No interessante
Onde Encontrar a Sabedoria? (Ed. Ponto de Leitura), o respeitado crítico
norte-americano Harold Bloom observa que, ao longo do tempo, as pessoas sempre
recorreram aos livros e aos autores famosos com o objetivo de se tornarem mais
sábias. Leitura, esse era o raciocínio, pode ser uma coisa difícil, mas o
esforço valeria a pena se, como resultado, a pessoa se tornasse mais sábia.
Cabe, contudo,
a pergunta: será que este é um sonho comum à humanidade? Será que todos nós
queremos a sabedoria? Será que no Brasil, em particular, é este um ideal?
Tenho minhas
dúvidas. Sabedoria é uma condição que resulta de uma profunda compreensão do
mundo e da condição humana. Nós não nascemos sábios, não nascemos com esta
compreensão; temos de adquiri-la através da vida, e isso se faz mediante
conhecimento (daí a necessidade da leitura) mas também graças ao
“insight”, o “conhece-te a ti mesmo”, de Sócrates, mediante o qual aprendemos a
não nos deixarmos iludir por nossa arrogância, a reconhecer nossas limitações e
defeitos, a pensar e a agir de forma serena e desapaixonada. Agir, sim;
sabedoria não é só pensar bem, não é só ter conhecimento e entender as coisas.
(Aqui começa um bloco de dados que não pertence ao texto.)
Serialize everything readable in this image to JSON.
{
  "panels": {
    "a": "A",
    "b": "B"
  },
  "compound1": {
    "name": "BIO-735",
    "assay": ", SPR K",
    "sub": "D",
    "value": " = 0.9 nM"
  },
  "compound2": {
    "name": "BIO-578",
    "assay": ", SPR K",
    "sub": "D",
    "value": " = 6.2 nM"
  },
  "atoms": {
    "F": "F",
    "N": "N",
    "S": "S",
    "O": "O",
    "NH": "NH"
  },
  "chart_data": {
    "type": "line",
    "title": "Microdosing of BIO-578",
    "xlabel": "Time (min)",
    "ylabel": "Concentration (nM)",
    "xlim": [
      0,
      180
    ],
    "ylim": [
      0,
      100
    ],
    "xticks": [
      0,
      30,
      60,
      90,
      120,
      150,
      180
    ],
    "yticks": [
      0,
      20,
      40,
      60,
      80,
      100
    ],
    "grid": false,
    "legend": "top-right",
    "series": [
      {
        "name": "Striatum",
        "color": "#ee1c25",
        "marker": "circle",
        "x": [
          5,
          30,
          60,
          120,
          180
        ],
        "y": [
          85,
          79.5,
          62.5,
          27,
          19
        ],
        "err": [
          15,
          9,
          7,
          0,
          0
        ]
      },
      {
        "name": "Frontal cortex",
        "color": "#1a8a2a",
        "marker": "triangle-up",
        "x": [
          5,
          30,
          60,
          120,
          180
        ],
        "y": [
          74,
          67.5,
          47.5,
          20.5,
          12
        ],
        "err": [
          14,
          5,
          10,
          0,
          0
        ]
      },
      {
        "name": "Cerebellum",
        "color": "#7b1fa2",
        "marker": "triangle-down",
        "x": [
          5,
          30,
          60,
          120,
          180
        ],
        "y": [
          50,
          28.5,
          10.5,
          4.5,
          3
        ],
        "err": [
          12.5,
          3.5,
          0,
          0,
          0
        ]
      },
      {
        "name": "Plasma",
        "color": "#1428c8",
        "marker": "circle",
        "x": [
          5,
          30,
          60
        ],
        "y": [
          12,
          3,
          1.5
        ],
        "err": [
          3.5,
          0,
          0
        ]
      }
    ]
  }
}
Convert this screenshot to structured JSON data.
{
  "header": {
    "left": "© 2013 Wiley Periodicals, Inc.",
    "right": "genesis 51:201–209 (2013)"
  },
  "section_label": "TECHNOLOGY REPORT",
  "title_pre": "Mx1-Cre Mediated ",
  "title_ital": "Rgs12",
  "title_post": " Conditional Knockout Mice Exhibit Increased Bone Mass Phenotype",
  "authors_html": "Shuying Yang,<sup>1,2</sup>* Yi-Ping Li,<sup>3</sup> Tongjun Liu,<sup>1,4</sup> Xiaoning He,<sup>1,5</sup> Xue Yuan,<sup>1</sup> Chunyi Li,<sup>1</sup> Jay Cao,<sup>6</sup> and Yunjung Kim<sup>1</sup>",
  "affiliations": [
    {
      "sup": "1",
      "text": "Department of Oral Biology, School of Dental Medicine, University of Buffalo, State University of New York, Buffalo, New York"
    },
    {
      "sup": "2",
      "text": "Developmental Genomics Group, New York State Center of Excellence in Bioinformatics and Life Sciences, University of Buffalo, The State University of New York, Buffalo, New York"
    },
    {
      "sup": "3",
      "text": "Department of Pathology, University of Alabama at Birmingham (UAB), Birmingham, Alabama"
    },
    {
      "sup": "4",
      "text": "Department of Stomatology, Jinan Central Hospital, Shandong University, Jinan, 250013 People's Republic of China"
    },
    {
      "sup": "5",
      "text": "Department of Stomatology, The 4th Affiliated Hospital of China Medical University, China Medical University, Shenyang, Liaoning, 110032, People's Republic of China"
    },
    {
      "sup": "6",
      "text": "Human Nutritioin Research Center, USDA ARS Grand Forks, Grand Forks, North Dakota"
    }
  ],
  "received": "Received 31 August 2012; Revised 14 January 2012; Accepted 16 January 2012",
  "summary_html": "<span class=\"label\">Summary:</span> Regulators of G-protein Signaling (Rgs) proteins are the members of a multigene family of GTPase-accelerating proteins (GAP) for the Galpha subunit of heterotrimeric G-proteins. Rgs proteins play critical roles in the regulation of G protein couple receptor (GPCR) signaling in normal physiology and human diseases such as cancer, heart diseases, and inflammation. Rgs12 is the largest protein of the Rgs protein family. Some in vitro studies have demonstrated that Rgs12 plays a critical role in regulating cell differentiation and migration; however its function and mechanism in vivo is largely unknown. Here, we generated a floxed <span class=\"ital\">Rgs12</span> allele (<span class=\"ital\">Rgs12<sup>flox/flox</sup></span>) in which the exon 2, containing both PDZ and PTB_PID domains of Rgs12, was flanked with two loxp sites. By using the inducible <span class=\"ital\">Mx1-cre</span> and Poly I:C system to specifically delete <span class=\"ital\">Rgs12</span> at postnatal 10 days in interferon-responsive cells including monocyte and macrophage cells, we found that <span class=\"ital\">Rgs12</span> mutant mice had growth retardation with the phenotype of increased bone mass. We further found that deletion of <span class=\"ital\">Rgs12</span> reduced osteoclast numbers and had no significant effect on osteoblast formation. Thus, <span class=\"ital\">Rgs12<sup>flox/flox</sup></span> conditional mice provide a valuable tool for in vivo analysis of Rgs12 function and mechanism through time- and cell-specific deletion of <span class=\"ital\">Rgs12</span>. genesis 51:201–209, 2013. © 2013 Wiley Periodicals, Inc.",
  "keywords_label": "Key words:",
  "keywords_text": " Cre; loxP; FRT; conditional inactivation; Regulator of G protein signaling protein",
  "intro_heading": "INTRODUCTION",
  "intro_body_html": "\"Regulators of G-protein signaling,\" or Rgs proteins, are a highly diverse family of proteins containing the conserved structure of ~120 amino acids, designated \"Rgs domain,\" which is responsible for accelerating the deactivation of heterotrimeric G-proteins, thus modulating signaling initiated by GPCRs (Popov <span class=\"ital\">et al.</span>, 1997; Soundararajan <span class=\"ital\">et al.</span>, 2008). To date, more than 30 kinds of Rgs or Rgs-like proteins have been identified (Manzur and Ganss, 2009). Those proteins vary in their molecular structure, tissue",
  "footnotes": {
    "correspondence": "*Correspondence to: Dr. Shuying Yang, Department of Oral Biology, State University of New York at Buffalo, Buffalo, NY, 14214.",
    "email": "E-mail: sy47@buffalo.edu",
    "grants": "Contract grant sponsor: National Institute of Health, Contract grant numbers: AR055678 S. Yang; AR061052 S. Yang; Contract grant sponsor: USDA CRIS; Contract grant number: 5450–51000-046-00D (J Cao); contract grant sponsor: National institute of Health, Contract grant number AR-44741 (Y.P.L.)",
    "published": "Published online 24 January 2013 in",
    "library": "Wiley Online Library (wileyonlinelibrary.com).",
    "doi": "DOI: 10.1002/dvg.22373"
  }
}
Sabedoria é agir bem, resolvendo os problemas de forma eficaz, mas de forma
ética, decente.
Um
componente importante da sabedoria é a inteligência, a palavra que vem do latim
e quer dizer entendimento. A pessoa inteligente entende, mediante o raciocínio
e a experiência, as coisas, mesmo complexas. É uma habilidade que, diferente da
sabedoria, pode ser avaliada, e até quantificada; daí os testes de
inteligência, incluindo o famoso QI, quociente de inteligência, aliás objeto de
controvérsia nos últimos anos.
Ser
inteligente não é ser sábio: na sabedoria o furo está mais acima. A pessoa
inteligente nem sempre age bem; a história da humanidade está cheia de
vigaristas que aplicavam e aplicam golpes inteligentíssimos (os hackers, por
exemplo). No fim essas pessoas se dão mal, exatamente porque lhes falta esse
conhecimento maior que é a sabedoria.
Isso
é ainda mais verdadeiro no caso da astúcia, que não é sabedoria nem
inteligência. É uma coisa menos sofisticada, mais primitiva, daí porque, nas
fábulas, é simbolizada por um animal, a raposa. A raposa não é sábia nem
inteligente; a raposa é astuta. Astúcia é a habilidade de enganar; astúcia é
manha, esperteza. Zélia Duncan diz isso na letra de uma música: Astúcia,
astúcia/O que te faltou foi astúcia/Pra roubar meu coração faltou muito
pouco/Era só ter procurado no outro bolso. Astucioso é o cara que procura no
outro bolso; é o cara que sabe como roubar. Isso explica por que a astúcia é
ainda tão valorizada no Brasil: porque representa uma maneira fácil de conquistar as
coisas, de subir na vida.
Se
vocês perguntarem a alguém como se ganha eleições, se com sabedoria, com
inteligência ou com astúcia, a pessoa certamente optará por esta última alternativa,
atrás da qual estão séculos de safadeza e de corrupção. Mas é que as duras
condições da vida em nosso país, a pobreza, a desigualdade, deixaram esta
lição: para sobreviver é preciso ser astuto, esperto. É muito glamouroso ser
inteligente, é digna de admiração a pessoa sábia; mas, quando se trata de
salvar a pele, o melhor mesmo é a astúcia.
Compreensível.
Mas não satisfatório. Nós só chegamos à verdadeira maturidade quando a astúcia
reconhece a importância da inteligência e quando esta é um recurso para atingir
a sabedoria. Um Brasil sábio deveria ser o nosso objetivo maior.